Lunchtime blogging

February 1, 2007

I come home for lunch each day. I only live a few miles from work and I find it to be the easiest way to go.

I am counting my calories these days. With great success, I might add. I have lost 15 or so pounds in the last month. I have twenty some odd to go to reach my goal. I have a ham and turkey on rye with cheese, every day. Heated the toaster oven. I prefer hot meals, for some reason. It is about a 400 calorie meal and it is quite filling.

It must be annoying to people around me when I start talking about calorie this and gym that, but when you are focused on that stuff you think about it a lot. You have to. It is too easy for me to start rationalizing why I can eat this or that. So I stay focused. I eat (give or take) 1000 calories a day. They tell me that I need to eat more. They tell me that my metabolism will slow down to much. I think that they are full of shit and more interested in selling me stuff than they are in me just losing the weight.

My metabolism is fine, thank you very much. I go to the gym nearly every weekday. I get on the treadmill, walk for five minutes to warm up, run for thirty minutes and then walk for five more to cool down. Then I go work some of the weigh machines. I doubt I’ll ever build any muscle worth noting, but I’m told that building muscle burns fat. So I do what I can.

I think about this stuff at lunchtime, because it is the best defense I know against just breaking down and eating out. I have a goal, and I am focused.

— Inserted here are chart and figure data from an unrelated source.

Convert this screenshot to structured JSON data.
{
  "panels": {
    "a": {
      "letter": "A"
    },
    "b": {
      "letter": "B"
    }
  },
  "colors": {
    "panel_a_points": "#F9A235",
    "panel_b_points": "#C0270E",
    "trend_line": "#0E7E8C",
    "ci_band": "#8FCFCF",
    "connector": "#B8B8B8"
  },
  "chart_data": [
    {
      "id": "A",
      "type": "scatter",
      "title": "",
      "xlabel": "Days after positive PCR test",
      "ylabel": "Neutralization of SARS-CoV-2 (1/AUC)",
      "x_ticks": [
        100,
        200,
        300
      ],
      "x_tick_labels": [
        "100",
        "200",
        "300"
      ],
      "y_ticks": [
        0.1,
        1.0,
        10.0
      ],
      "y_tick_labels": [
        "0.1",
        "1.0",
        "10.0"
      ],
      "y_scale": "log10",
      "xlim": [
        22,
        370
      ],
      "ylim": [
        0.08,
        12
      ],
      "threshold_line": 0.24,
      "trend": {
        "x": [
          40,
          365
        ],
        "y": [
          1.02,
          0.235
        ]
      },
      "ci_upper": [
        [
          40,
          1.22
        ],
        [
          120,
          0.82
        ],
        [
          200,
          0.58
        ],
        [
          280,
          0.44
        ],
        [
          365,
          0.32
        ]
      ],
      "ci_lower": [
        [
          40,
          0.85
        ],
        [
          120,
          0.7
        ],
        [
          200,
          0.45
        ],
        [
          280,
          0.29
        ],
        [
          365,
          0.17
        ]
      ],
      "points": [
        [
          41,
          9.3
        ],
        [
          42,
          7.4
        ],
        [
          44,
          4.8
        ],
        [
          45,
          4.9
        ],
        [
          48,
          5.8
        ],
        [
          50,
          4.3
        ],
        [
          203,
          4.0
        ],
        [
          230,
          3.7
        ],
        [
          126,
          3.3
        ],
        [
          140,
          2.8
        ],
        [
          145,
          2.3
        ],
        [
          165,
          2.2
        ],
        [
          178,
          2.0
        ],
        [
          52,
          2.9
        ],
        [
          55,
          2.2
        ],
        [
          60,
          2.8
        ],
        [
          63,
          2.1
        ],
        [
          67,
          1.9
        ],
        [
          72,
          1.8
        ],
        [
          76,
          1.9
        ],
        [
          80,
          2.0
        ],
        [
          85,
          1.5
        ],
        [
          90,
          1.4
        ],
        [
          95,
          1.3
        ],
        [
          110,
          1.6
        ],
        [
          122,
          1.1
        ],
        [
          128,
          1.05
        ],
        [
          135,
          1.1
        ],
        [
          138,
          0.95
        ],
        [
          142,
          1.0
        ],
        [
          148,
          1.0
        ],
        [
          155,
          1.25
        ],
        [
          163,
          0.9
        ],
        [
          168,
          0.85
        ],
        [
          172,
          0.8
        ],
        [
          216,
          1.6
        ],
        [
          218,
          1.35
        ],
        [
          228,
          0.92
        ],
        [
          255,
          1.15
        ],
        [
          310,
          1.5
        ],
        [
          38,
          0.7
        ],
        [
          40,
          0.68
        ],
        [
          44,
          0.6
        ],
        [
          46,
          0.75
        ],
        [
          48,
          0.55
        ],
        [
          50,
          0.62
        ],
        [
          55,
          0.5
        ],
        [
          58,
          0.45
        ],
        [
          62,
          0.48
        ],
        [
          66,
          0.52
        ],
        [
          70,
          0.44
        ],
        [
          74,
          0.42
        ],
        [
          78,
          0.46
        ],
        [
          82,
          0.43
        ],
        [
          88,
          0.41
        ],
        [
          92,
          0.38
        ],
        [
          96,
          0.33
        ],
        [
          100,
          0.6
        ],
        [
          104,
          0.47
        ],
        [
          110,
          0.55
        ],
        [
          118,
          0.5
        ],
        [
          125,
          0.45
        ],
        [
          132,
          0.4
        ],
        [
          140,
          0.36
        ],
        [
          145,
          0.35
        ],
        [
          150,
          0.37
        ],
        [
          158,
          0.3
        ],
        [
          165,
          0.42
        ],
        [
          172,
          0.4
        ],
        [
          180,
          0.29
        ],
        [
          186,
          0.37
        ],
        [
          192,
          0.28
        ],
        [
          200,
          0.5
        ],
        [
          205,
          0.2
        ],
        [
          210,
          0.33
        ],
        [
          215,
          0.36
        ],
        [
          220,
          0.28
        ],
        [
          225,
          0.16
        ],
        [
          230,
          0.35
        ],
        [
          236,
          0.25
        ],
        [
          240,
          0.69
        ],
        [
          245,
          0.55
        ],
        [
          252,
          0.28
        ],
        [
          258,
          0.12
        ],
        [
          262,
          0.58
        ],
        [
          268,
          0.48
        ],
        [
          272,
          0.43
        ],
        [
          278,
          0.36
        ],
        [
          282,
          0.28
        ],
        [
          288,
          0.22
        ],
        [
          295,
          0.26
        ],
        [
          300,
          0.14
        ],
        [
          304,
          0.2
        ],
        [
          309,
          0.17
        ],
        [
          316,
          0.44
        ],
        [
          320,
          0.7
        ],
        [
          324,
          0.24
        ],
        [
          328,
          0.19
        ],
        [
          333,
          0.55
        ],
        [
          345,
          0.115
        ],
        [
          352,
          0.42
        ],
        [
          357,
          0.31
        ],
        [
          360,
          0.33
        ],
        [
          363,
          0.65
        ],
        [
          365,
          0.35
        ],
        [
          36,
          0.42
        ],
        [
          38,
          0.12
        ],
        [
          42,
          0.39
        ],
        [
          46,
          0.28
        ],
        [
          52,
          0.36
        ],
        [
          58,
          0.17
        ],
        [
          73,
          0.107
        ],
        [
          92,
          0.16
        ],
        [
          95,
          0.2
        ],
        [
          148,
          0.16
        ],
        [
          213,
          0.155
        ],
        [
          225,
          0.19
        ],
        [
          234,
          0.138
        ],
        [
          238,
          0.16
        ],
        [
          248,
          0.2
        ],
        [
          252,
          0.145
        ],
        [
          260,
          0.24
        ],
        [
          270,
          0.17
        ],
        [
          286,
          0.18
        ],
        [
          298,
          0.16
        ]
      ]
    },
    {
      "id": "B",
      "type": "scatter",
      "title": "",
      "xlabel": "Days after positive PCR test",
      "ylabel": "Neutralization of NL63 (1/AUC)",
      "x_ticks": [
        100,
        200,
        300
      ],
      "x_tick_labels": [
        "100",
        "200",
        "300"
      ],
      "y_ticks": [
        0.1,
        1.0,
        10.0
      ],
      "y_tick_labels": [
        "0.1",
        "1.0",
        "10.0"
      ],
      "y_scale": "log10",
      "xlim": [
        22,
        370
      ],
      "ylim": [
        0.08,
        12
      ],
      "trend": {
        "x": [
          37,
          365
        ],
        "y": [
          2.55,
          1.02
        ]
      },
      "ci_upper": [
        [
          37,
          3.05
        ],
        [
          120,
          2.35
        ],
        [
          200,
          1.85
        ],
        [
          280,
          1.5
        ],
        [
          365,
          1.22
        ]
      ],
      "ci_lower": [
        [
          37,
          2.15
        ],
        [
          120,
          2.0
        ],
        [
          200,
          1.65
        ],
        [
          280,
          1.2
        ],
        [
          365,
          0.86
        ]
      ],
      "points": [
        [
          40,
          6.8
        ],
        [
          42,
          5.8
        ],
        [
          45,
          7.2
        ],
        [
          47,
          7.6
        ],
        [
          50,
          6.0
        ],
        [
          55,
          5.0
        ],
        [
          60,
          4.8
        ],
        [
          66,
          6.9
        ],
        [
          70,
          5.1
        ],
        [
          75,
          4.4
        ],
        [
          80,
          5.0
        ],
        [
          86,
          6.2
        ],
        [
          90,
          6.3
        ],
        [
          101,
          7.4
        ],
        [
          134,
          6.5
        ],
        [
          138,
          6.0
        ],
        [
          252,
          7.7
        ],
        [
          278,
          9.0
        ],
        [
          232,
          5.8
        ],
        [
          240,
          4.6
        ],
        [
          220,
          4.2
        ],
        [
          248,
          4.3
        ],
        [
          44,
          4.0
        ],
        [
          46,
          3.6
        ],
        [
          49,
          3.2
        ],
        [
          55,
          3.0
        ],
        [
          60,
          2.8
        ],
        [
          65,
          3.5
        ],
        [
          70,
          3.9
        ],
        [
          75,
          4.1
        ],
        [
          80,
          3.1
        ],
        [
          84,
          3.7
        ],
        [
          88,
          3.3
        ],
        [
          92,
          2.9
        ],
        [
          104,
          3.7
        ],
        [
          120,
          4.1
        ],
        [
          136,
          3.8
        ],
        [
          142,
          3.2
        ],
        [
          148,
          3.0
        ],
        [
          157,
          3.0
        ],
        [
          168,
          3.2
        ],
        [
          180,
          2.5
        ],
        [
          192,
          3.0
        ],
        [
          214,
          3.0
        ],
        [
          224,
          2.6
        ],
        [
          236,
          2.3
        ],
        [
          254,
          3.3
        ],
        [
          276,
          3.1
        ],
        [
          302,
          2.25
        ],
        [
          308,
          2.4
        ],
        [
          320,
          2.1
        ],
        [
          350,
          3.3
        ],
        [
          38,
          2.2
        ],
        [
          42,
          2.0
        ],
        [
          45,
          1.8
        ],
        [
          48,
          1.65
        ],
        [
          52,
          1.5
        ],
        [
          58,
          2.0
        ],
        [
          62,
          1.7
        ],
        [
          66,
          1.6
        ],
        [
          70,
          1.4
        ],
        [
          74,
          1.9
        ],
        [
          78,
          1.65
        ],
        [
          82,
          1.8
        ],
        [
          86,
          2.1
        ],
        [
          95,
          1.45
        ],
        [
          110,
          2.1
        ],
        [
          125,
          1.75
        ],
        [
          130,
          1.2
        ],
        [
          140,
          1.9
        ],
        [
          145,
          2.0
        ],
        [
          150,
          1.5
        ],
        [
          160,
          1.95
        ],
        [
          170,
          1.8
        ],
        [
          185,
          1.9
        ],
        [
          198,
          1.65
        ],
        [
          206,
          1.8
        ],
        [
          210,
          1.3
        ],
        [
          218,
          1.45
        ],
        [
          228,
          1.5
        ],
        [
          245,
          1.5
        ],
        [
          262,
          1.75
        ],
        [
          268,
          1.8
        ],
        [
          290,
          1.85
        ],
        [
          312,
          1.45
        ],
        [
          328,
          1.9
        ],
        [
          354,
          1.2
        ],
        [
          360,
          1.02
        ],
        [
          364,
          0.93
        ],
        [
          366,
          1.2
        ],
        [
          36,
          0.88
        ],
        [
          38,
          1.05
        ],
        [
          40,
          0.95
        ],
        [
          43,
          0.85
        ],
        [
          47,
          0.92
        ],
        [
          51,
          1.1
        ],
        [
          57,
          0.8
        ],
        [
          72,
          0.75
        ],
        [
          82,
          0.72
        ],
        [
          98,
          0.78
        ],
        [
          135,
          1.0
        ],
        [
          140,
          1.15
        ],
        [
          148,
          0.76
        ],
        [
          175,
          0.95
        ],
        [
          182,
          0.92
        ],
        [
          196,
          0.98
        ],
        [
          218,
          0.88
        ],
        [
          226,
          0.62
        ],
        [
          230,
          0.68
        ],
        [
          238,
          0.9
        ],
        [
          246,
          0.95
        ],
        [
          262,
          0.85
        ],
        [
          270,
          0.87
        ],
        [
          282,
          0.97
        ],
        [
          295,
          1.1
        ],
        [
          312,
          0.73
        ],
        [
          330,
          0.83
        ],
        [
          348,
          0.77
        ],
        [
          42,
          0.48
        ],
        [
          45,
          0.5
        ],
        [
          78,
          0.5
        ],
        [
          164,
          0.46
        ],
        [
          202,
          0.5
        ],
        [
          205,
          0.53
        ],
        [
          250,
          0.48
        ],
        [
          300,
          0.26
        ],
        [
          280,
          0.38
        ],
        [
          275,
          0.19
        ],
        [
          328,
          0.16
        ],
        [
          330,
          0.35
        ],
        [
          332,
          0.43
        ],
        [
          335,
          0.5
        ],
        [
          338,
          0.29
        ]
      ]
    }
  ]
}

Next weekend will be the first big payoff for my efforts. By bringing my weight down, I should have a lot my more energy and stamina when hiking. And since my robot like friend will be coming, I’ll need all the energy I can get.

Other thoughts:

I don’t hate my job today, nearly as much as I did yesterday. But I still don’t like it. If anyone knows of a company hiring Network Engineers in Florida, let me know. Thanks.

I truly hate blogging. Why I do keep doing it? I can’t find a better system for expressing myself. I used to think that blogging would be a truly free and open way to express yourself. It isn’t. People react to what you post. Those reactions influence how you post in the future, whether or not you want them to. And don’t think it’s just me. We wouldn’t get this infighting among bloggers (I’m sure you’ve seen it somewhere) if people weren’t sensitive to how people react.

If you want to get a real feel for the news, turn the volume off and the closed captioning on. You’ll be able to see how they repeat certain concepts over and over again. I never watch the news if I can avoid it, but when I’m on the treadmill I watch whatever is in front of me, often it is Fox News. Last night I saw them report on one guys theory about Sandy Berger destroying National Archive documents. I know nothing about this and I really don’t care, but in read the closed captioning it became clear that what was on the TV wasn’t exactly news.

To paraphrase, the segement went a little like this:

FoxNews: Did Sandy Berger steal documents from the National Archives to hide handwritten notes written by Bill Clinton and high level cabinet members? That’s what one expert believes. Tell us, did Berger steal and destroy these notes?
Expert: I believe he did. If there were handwritten notes and he destroyed them, there may be a cover up.
FN: So Berger could have been destroying handwritten notes, written in the margins.
Expert: Yes, the copies at the national archinves have no notes so he must have destroyed the originals to cover them up.
FN: Has the National Archives seen these notes.
Expert: They are unaware of any notes

.

Meanwhile, there is a graphic that says “Sandy Burglar” in the background the entire time. I don’t know or care about this, maybe the dude stole and covered up a loads of stuff. But that interview provided no proof of it. What it did do is repeat the accusation over and over again.

I used to worry about the government lying to us. Now they don’t have to. The cable news networks are there to confuse the issues for them.

Lunchtime is over. Maybe we’ll do this again sometime.